- The structure back in 2021, before its destruction. The original architecture can be observed in the photo.
- Interactive map of the Rashk-e Jenan area

General information
- Type: Government building Historical building
- Location: Darvazeh Dowlat, Baghe Goldasteh Street, Isfahan, Iran
- Year built: 1501–1736 (Safavid era)
- Renovated: 1789–1925 (Qajar era)
- Destroyed: March 2026 by Israeli Air Force
- Owner: Islamic Republic of Iran

= Rashk-e Jenan =

Registered Iranian cultural heritage site

The Isfahan Governor's Palace resides within the walls of the Rashk-e Jenan, also known as Rashk Palace. The building was built in the Safavid era, in Isfahan, Darvazeh Dowlat, on Bagh-e Goldasteh Street. It's listed in Iran's National Heritage list since 16 March 1986, under the registration number 1710. The structure was destroyed in March 2026 during the Iran War after being hit by a direct strike by the Israeli Air Force.

== History ==
The palace was built during the Safavid era and renovated during the Qajar era.
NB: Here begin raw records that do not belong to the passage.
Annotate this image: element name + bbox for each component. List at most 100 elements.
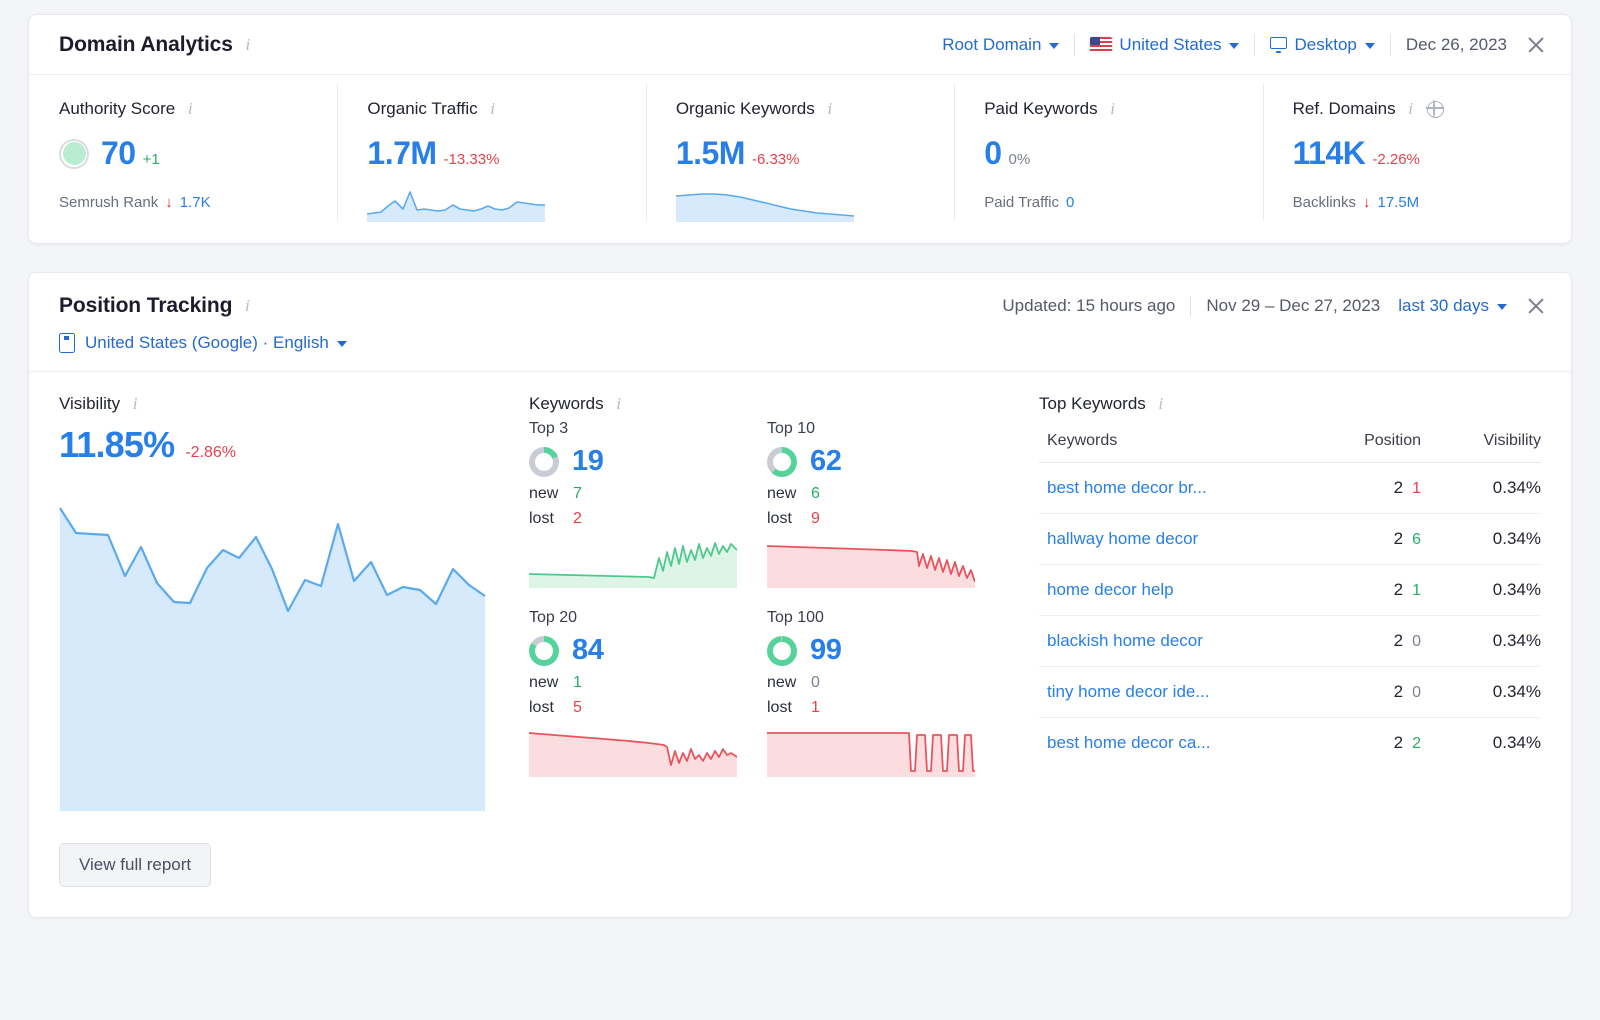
new-label: new xyxy=(767,674,811,692)
page-title: Domain Analytics xyxy=(59,33,233,57)
period-dropdown[interactable]: last 30 days xyxy=(1398,296,1507,316)
metric-delta: -6.33% xyxy=(752,151,800,168)
bucket-name: Top 100 xyxy=(767,609,1005,627)
info-icon[interactable]: i xyxy=(241,35,255,55)
info-icon[interactable]: i xyxy=(486,99,500,119)
table-header: Keywords Position Visibility xyxy=(1039,424,1541,463)
visibility-label-row: Visibility i xyxy=(59,394,529,414)
table-row: best home decor br... 21 0.34% xyxy=(1039,463,1541,514)
metric-value: 1.5M xyxy=(676,135,745,172)
section-title: Position Tracking xyxy=(59,294,232,318)
metric-delta: -2.26% xyxy=(1372,151,1420,168)
info-icon[interactable]: i xyxy=(1404,99,1418,119)
new-value: 6 xyxy=(811,485,820,503)
globe-icon[interactable] xyxy=(1427,101,1444,118)
donut-chart-icon xyxy=(767,636,797,666)
keyword-bucket-top-3: Top 3 19 new 7 lost 2 xyxy=(529,420,767,593)
keywords-grid: Top 3 19 new 7 lost 2 xyxy=(529,420,1029,798)
keyword-link[interactable]: tiny home decor ide... xyxy=(1047,682,1210,701)
keyword-link[interactable]: hallway home decor xyxy=(1047,529,1198,548)
metric-paid-keywords: Paid Keywords i 0 0% Paid Traffic 0 xyxy=(954,75,1262,243)
scope-dropdown[interactable]: Root Domain xyxy=(942,35,1059,55)
position-cell: 20 xyxy=(1301,616,1421,667)
chevron-down-icon xyxy=(1049,43,1059,49)
keyword-link[interactable]: blackish home decor xyxy=(1047,631,1203,650)
column-header-keywords[interactable]: Keywords xyxy=(1039,424,1301,463)
metric-value-row: 0 0% xyxy=(984,135,1262,172)
info-icon[interactable]: i xyxy=(823,99,837,119)
position-tracking-footer: View full report xyxy=(29,817,1571,917)
keyword-cell: tiny home decor ide... xyxy=(1039,667,1301,718)
semrush-rank-value[interactable]: 1.7K xyxy=(180,194,211,211)
bucket-value: 62 xyxy=(810,445,841,478)
backlinks-value[interactable]: 17.5M xyxy=(1377,194,1419,211)
metric-label: Authority Score i xyxy=(59,99,337,119)
metric-delta: 0% xyxy=(1009,151,1031,168)
scope-label: Root Domain xyxy=(942,35,1041,55)
date-range: Nov 29 – Dec 27, 2023 xyxy=(1206,296,1380,316)
position-cell: 21 xyxy=(1301,463,1421,514)
country-dropdown[interactable]: United States xyxy=(1090,35,1239,55)
chevron-down-icon xyxy=(1229,43,1239,49)
database-dropdown[interactable]: United States (Google) · English xyxy=(85,333,347,353)
bucket-trend-sparkline xyxy=(529,727,767,782)
paid-traffic-value[interactable]: 0 xyxy=(1066,194,1074,211)
info-icon[interactable]: i xyxy=(1106,99,1120,119)
visibility-value-row: 11.85% -2.86% xyxy=(59,424,529,466)
lost-value: 9 xyxy=(811,510,820,528)
lost-label: lost xyxy=(529,510,573,528)
position-tracking-title-row: Position Tracking i Updated: 15 hours ag… xyxy=(59,293,1549,319)
metric-value-row: 1.7M -13.33% xyxy=(367,135,645,172)
device-dropdown[interactable]: Desktop xyxy=(1270,35,1374,55)
lost-value: 1 xyxy=(811,699,820,717)
keyword-link[interactable]: best home decor ca... xyxy=(1047,733,1210,752)
bucket-lost-row: lost 5 xyxy=(529,699,767,717)
metric-delta: -13.33% xyxy=(444,151,500,168)
organic-keywords-sparkline xyxy=(676,188,854,227)
analytics-date: Dec 26, 2023 xyxy=(1406,35,1507,55)
metric-authority-score: Authority Score i 70 +1 Semrush Rank ↓ 1… xyxy=(29,75,337,243)
position-delta: 0 xyxy=(1412,684,1421,701)
metric-label: Ref. Domains i xyxy=(1293,99,1571,119)
keyword-bucket-top-20: Top 20 84 new 1 lost 5 xyxy=(529,609,767,782)
metric-organic-traffic: Organic Traffic i 1.7M -13.33% xyxy=(337,75,645,243)
view-full-report-button[interactable]: View full report xyxy=(59,843,211,887)
new-label: new xyxy=(767,485,811,503)
database-selector[interactable]: United States (Google) · English xyxy=(59,333,1549,353)
bucket-trend-sparkline xyxy=(767,727,1005,782)
metric-value: 70 xyxy=(101,135,136,172)
metric-value: 1.7M xyxy=(367,135,436,172)
position-delta: 0 xyxy=(1412,633,1421,650)
bucket-new-row: new 1 xyxy=(529,674,767,692)
visibility-cell: 0.34% xyxy=(1421,463,1541,514)
keyword-link[interactable]: best home decor br... xyxy=(1047,478,1207,497)
metric-subline: Semrush Rank ↓ 1.7K xyxy=(59,194,337,211)
us-flag-icon xyxy=(1090,37,1112,52)
keyword-link[interactable]: home decor help xyxy=(1047,580,1174,599)
country-label: United States xyxy=(1119,35,1221,55)
column-header-position[interactable]: Position xyxy=(1301,424,1421,463)
column-header-visibility[interactable]: Visibility xyxy=(1421,424,1541,463)
position-delta: 1 xyxy=(1412,480,1421,497)
bucket-new-row: new 7 xyxy=(529,485,767,503)
info-icon[interactable]: i xyxy=(1154,394,1168,414)
close-icon[interactable] xyxy=(1523,293,1549,319)
metric-value-row: 70 +1 xyxy=(59,135,337,172)
divider xyxy=(1074,34,1075,56)
bucket-value: 99 xyxy=(810,634,841,667)
info-icon[interactable]: i xyxy=(612,394,626,414)
device-label: Desktop xyxy=(1294,35,1356,55)
info-icon[interactable]: i xyxy=(183,99,197,119)
new-value: 7 xyxy=(573,485,582,503)
bucket-trend-sparkline xyxy=(767,538,1005,593)
position-cell: 21 xyxy=(1301,565,1421,616)
keyword-bucket-top-100: Top 100 99 new 0 lost 1 xyxy=(767,609,1005,782)
keyword-cell: home decor help xyxy=(1039,565,1301,616)
table-row: blackish home decor 20 0.34% xyxy=(1039,616,1541,667)
metric-label: Organic Keywords i xyxy=(676,99,954,119)
divider xyxy=(1190,296,1191,316)
position-tracking-card: Position Tracking i Updated: 15 hours ag… xyxy=(28,272,1572,918)
info-icon[interactable]: i xyxy=(240,296,254,316)
close-icon[interactable] xyxy=(1523,32,1549,58)
info-icon[interactable]: i xyxy=(128,394,142,414)
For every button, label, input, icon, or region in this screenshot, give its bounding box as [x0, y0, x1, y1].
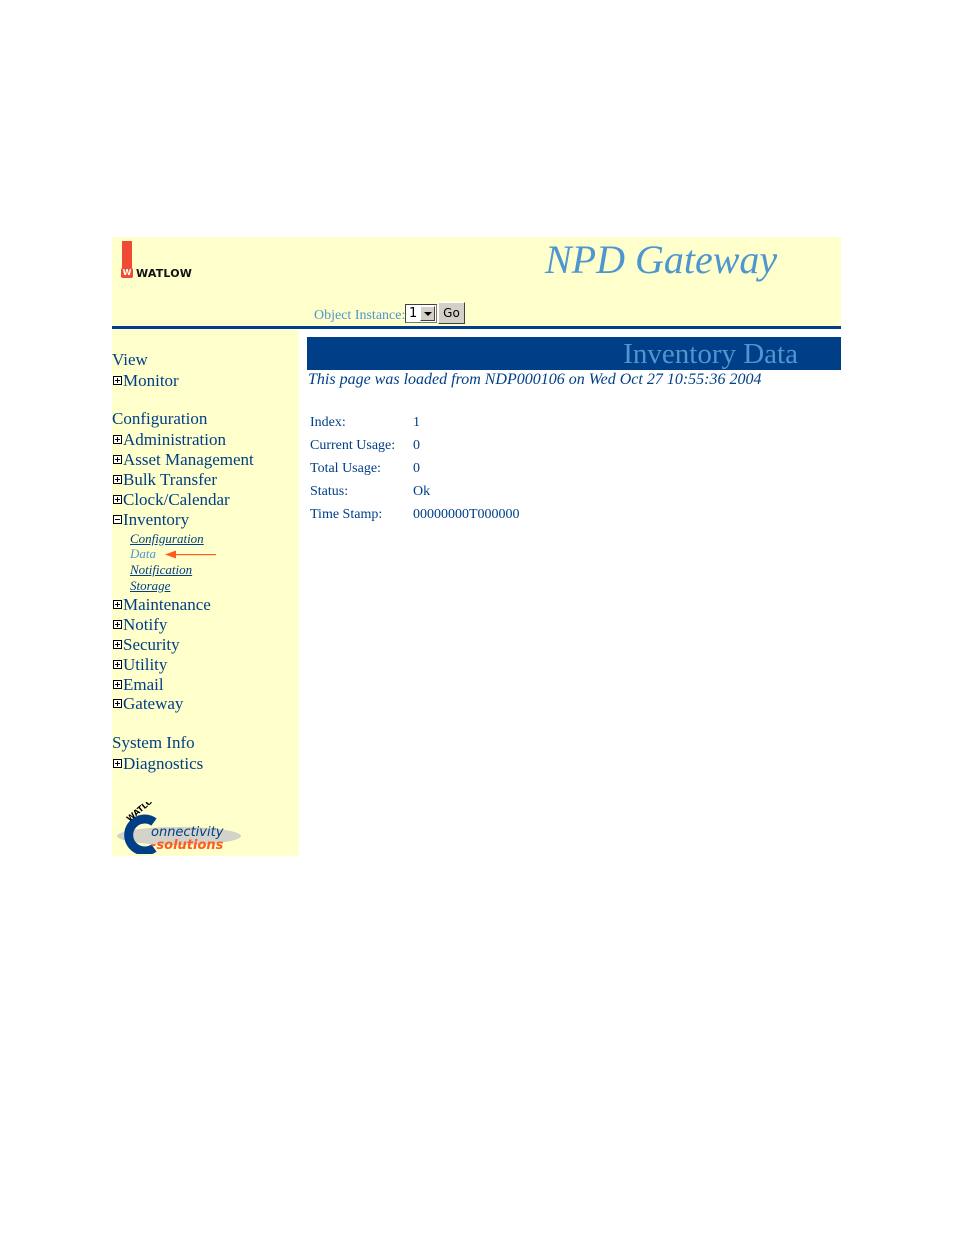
- expand-plus-icon[interactable]: [113, 455, 122, 464]
- expand-plus-icon[interactable]: [113, 660, 122, 669]
- sidebar-subitem-notification[interactable]: Notification: [130, 562, 192, 578]
- sidebar-subitem-storage[interactable]: Storage: [130, 578, 170, 594]
- field-value-status: Ok: [413, 484, 431, 499]
- sidebar-heading-configuration[interactable]: Configuration: [112, 409, 207, 429]
- sidebar-item-asset-management[interactable]: Asset Management: [113, 450, 254, 470]
- page-title-banner: Inventory Data: [307, 337, 841, 370]
- field-label-time-stamp: Time Stamp:: [310, 507, 383, 522]
- sidebar-item-maintenance[interactable]: Maintenance: [113, 595, 211, 615]
- expand-plus-icon[interactable]: [113, 495, 122, 504]
- sidebar-item-label: Bulk Transfer: [123, 470, 217, 489]
- field-value-index: 1: [413, 415, 420, 430]
- field-value-time-stamp: 00000000T000000: [413, 507, 520, 522]
- sidebar-item-label: Email: [123, 675, 164, 694]
- sidebar-item-inventory[interactable]: Inventory: [113, 510, 189, 530]
- expand-plus-icon[interactable]: [113, 680, 122, 689]
- expand-plus-icon[interactable]: [113, 376, 122, 385]
- sidebar-item-label: Diagnostics: [123, 754, 204, 773]
- field-label-current-usage: Current Usage:: [310, 438, 396, 453]
- dropdown-arrow-icon[interactable]: [420, 306, 435, 321]
- expand-plus-icon[interactable]: [113, 640, 122, 649]
- connectivity-solutions-logo: WATLOW onnectivity -solutions: [117, 802, 241, 854]
- sidebar-item-label: Notify: [123, 615, 168, 634]
- sidebar-item-gateway[interactable]: Gateway: [113, 694, 183, 714]
- watlow-logo-text: WATLOW: [136, 267, 193, 280]
- sidebar-item-diagnostics[interactable]: Diagnostics: [113, 754, 203, 774]
- sidebar-item-notify[interactable]: Notify: [113, 615, 167, 635]
- connectivity-logo-line2: -solutions: [151, 838, 224, 853]
- expand-plus-icon[interactable]: [113, 620, 122, 629]
- sidebar-subitem-data[interactable]: Data: [130, 546, 156, 562]
- current-page-arrow-icon: [165, 550, 216, 559]
- sidebar-item-utility[interactable]: Utility: [113, 655, 167, 675]
- sidebar-item-label: Security: [123, 635, 180, 654]
- expand-plus-icon[interactable]: [113, 759, 122, 768]
- sidebar-item-label: Gateway: [123, 694, 184, 713]
- sidebar-item-email[interactable]: Email: [113, 675, 164, 695]
- expand-plus-icon[interactable]: [113, 699, 122, 708]
- sidebar-item-bulk-transfer[interactable]: Bulk Transfer: [113, 470, 217, 490]
- sidebar-item-label: Clock/Calendar: [123, 490, 230, 509]
- sidebar-subitem-configuration[interactable]: Configuration: [130, 531, 204, 547]
- watlow-logo-bar: [122, 241, 132, 268]
- collapse-minus-icon[interactable]: [113, 515, 122, 524]
- go-button[interactable]: Go: [438, 302, 465, 324]
- sidebar-item-label: Monitor: [123, 371, 179, 390]
- sidebar-item-label: Inventory: [123, 510, 190, 529]
- sidebar-item-administration[interactable]: Administration: [113, 430, 226, 450]
- sidebar-item-label: Maintenance: [123, 595, 211, 614]
- sidebar-item-monitor[interactable]: Monitor: [113, 371, 179, 391]
- app-title: NPD Gateway: [545, 237, 778, 282]
- page-title: Inventory Data: [623, 338, 798, 370]
- field-value-current-usage: 0: [413, 438, 420, 453]
- sidebar-heading-view[interactable]: View: [112, 350, 148, 370]
- sidebar-item-security[interactable]: Security: [113, 635, 180, 655]
- sidebar-item-clock-calendar[interactable]: Clock/Calendar: [113, 490, 230, 510]
- field-value-total-usage: 0: [413, 461, 420, 476]
- object-instance-select[interactable]: 1: [405, 304, 437, 323]
- expand-plus-icon[interactable]: [113, 435, 122, 444]
- field-label-total-usage: Total Usage:: [310, 461, 381, 476]
- watlow-logo-icon: W: [121, 268, 133, 278]
- expand-plus-icon[interactable]: [113, 600, 122, 609]
- sidebar-heading-system-info[interactable]: System Info: [112, 733, 195, 753]
- expand-plus-icon[interactable]: [113, 475, 122, 484]
- object-instance-label: Object Instance:: [314, 308, 406, 323]
- field-label-index: Index:: [310, 415, 346, 430]
- header-divider: [112, 326, 841, 329]
- field-label-status: Status:: [310, 484, 349, 499]
- page-load-info: This page was loaded from NDP000106 on W…: [308, 371, 762, 388]
- sidebar-item-label: Utility: [123, 655, 168, 674]
- object-instance-value: 1: [409, 306, 418, 321]
- sidebar-item-label: Administration: [123, 430, 226, 449]
- sidebar-item-label: Asset Management: [123, 450, 254, 469]
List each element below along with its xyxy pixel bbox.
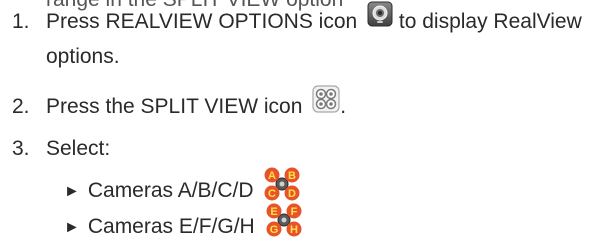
camera-letter: F — [290, 206, 297, 218]
step-text: Press the SPLIT VIEW icon — [46, 95, 303, 119]
bullet-arrow: ► — [64, 183, 80, 201]
step-number: 1. — [12, 10, 30, 34]
cameras-efgh-icon: E F G H — [265, 203, 303, 246]
step-2: 2. Press the SPLIT VIEW icon . — [12, 85, 347, 127]
step-text-after: to display RealView — [398, 10, 582, 34]
option-cameras-efgh: ► Cameras E/F/G/H E F G H — [64, 203, 303, 249]
step-text-after: . — [340, 95, 347, 119]
split-view-icon — [312, 85, 340, 124]
camera-letter: E — [270, 206, 277, 218]
camera-letter: B — [288, 170, 296, 182]
realview-options-icon — [367, 1, 393, 38]
step-3: 3. Select: — [12, 132, 110, 166]
step-1-continuation: options. — [46, 45, 120, 68]
camera-letter: A — [268, 170, 276, 182]
camera-letter: C — [268, 188, 276, 200]
option-label: Cameras E/F/G/H — [87, 215, 255, 239]
step-text: Select: — [46, 137, 111, 160]
bullet-arrow: ► — [64, 219, 80, 237]
camera-letter: D — [288, 188, 296, 200]
camera-letter: H — [290, 224, 298, 236]
step-text: Press REALVIEW OPTIONS icon — [46, 10, 358, 34]
option-label: Cameras A/B/C/D — [87, 179, 254, 203]
step-1: 1. Press REALVIEW OPTIONS icon to display… — [12, 1, 582, 41]
step-number: 3. — [12, 137, 30, 160]
step-number: 2. — [12, 95, 30, 119]
camera-letter: G — [269, 224, 278, 236]
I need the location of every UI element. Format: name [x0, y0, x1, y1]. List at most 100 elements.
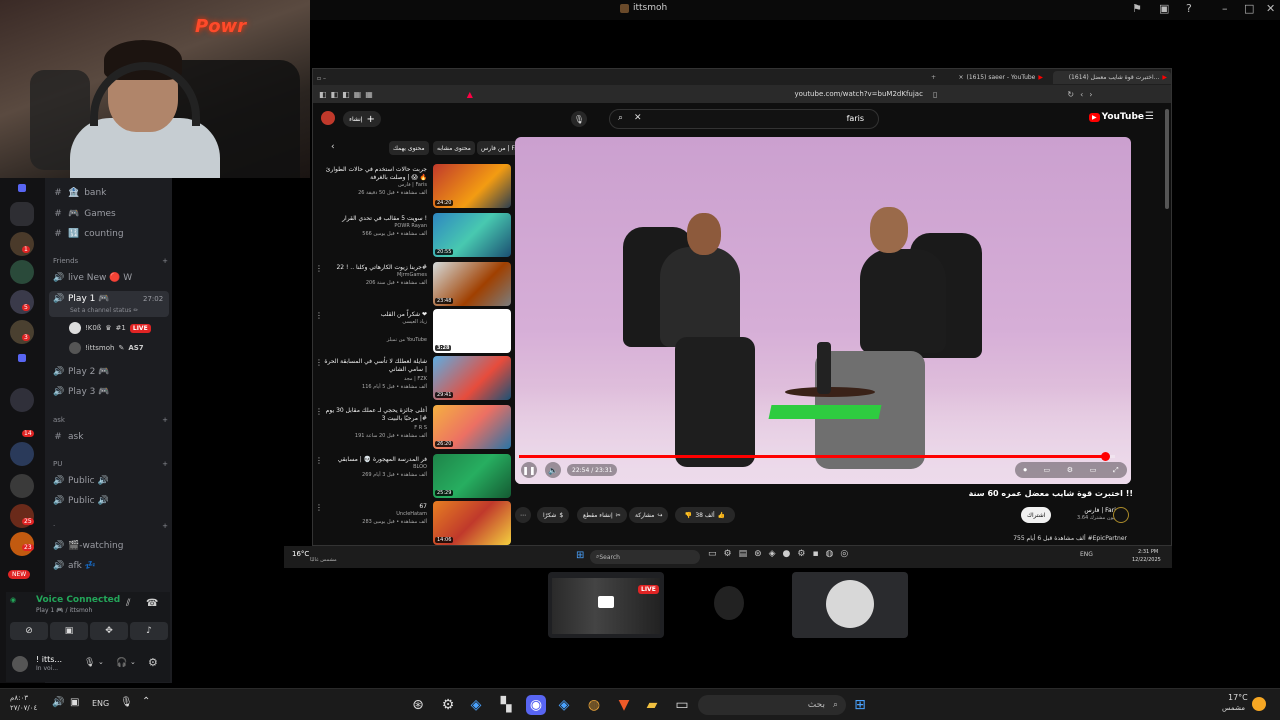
game-app-icon[interactable]: ▚ — [496, 695, 516, 715]
like-dislike-button[interactable]: 👎 38 ألف 👍 — [675, 507, 735, 523]
rec-video[interactable]: ⋮ 23:48 جربنا زيوت الكارهاتي وكلنا .. ! … — [315, 262, 511, 308]
new-tab-icon[interactable]: + — [927, 71, 940, 84]
channel-avatar[interactable] — [1113, 507, 1129, 523]
rec-video[interactable]: ⋮ 14:06 67 UncleHatam 283 ألف مشاهدة • ق… — [315, 501, 511, 547]
more-icon[interactable]: ⋮ — [315, 264, 323, 273]
server-icon[interactable] — [10, 202, 34, 226]
scrollbar[interactable] — [1165, 109, 1169, 209]
thumbnail[interactable]: 3:28 — [433, 309, 511, 353]
add-channel-icon[interactable]: + — [162, 257, 168, 265]
subscribe-button[interactable]: اشتراك — [1021, 507, 1052, 523]
video-player[interactable]: ❚❚ 🔈 22:54 / 23:31 ⏺ ▭ ⚙ ▭ ⤢ — [515, 137, 1131, 484]
channel-public-1[interactable]: 🔊 Public 🔊 — [53, 476, 109, 486]
theater-icon[interactable]: ▭ — [1090, 466, 1097, 474]
search-icon[interactable]: ⌕ — [618, 113, 623, 123]
category-ask[interactable]: ask + — [53, 416, 168, 424]
screen-share-button[interactable]: ▣ — [50, 622, 88, 640]
chip-for-you[interactable]: محتوى يهمك — [389, 141, 429, 155]
tab-inactive[interactable]: × (1615) saeer - YouTube ▶ — [937, 71, 1047, 84]
channel-afk[interactable]: 🔊 afk 💤 — [53, 561, 96, 571]
folder-icon[interactable]: ▰ — [642, 695, 662, 715]
rec-channel[interactable]: F R S — [323, 425, 427, 432]
chevron-down-icon[interactable]: ⌄ — [130, 658, 136, 666]
discord-icon[interactable]: ◉ — [526, 695, 546, 715]
like-icon[interactable]: 👍 — [718, 512, 725, 519]
search-input[interactable]: faris — [847, 114, 864, 123]
voice-channel[interactable]: Play 1 🎮 / ittsmoh — [36, 607, 92, 614]
thumbnail[interactable]: 24:20 — [433, 164, 511, 208]
network-icon[interactable]: ▣ — [70, 697, 79, 708]
more-icon[interactable]: ⋮ — [315, 311, 323, 320]
stream-tile-user[interactable] — [670, 572, 786, 638]
pin-icon[interactable]: ⚑ — [1132, 2, 1142, 15]
maximize-icon[interactable]: □ — [1244, 2, 1254, 15]
rec-channel[interactable]: BLOO — [323, 464, 427, 471]
fullscreen-icon[interactable]: ⤢ — [1113, 466, 1119, 475]
server-icon[interactable] — [10, 232, 34, 256]
settings-icon[interactable]: ⚙ — [1067, 466, 1073, 474]
gear-icon[interactable]: ⚙ — [148, 656, 158, 669]
rec-video[interactable]: 24:20 جربت حالات استخدم في حالات الطوارئ… — [321, 164, 511, 210]
chip-similar[interactable]: محتوى مشابه — [433, 141, 475, 155]
rec-channel[interactable]: MjrmGames — [323, 272, 427, 279]
rec-title[interactable]: شايلة لعطلك لا تأسي في المسابقة الحرة | … — [323, 358, 427, 374]
taskbar-date[interactable]: ٢٧/٠٧/٠٤ — [10, 704, 37, 712]
thumbnail[interactable]: 26:20 — [433, 405, 511, 449]
channel-ask[interactable]: # ask — [53, 432, 83, 442]
settings-app-icon[interactable]: ⚙ — [438, 695, 458, 715]
close-icon[interactable]: ✕ — [1266, 2, 1275, 15]
chevron-down-icon[interactable]: ⌄ — [98, 658, 104, 666]
clear-icon[interactable]: ✕ — [634, 113, 642, 123]
url-field[interactable]: youtube.com/watch?v=buM2dKfujac — [793, 90, 923, 98]
share-button[interactable]: مشاركة ↪ — [629, 507, 669, 523]
category-unnamed[interactable]: · + — [53, 522, 168, 530]
avatar[interactable] — [321, 111, 335, 125]
add-channel-icon[interactable]: + — [162, 522, 168, 530]
member-ittsmoh[interactable]: !ittsmoh ✎ AS7 — [69, 342, 144, 354]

The monument was registered as one of Iran's national heritage sites on 16 March 1986 (25 Esfand 1364) under registration number 1710, titled "Governor's Building (Rashk-e Jenan)". The building hosted the governor of Isfahan up until its destruction.

The structure was destroyed in March 2026 during the Iran War after being hit by a direct strike by the Israeli Air Force.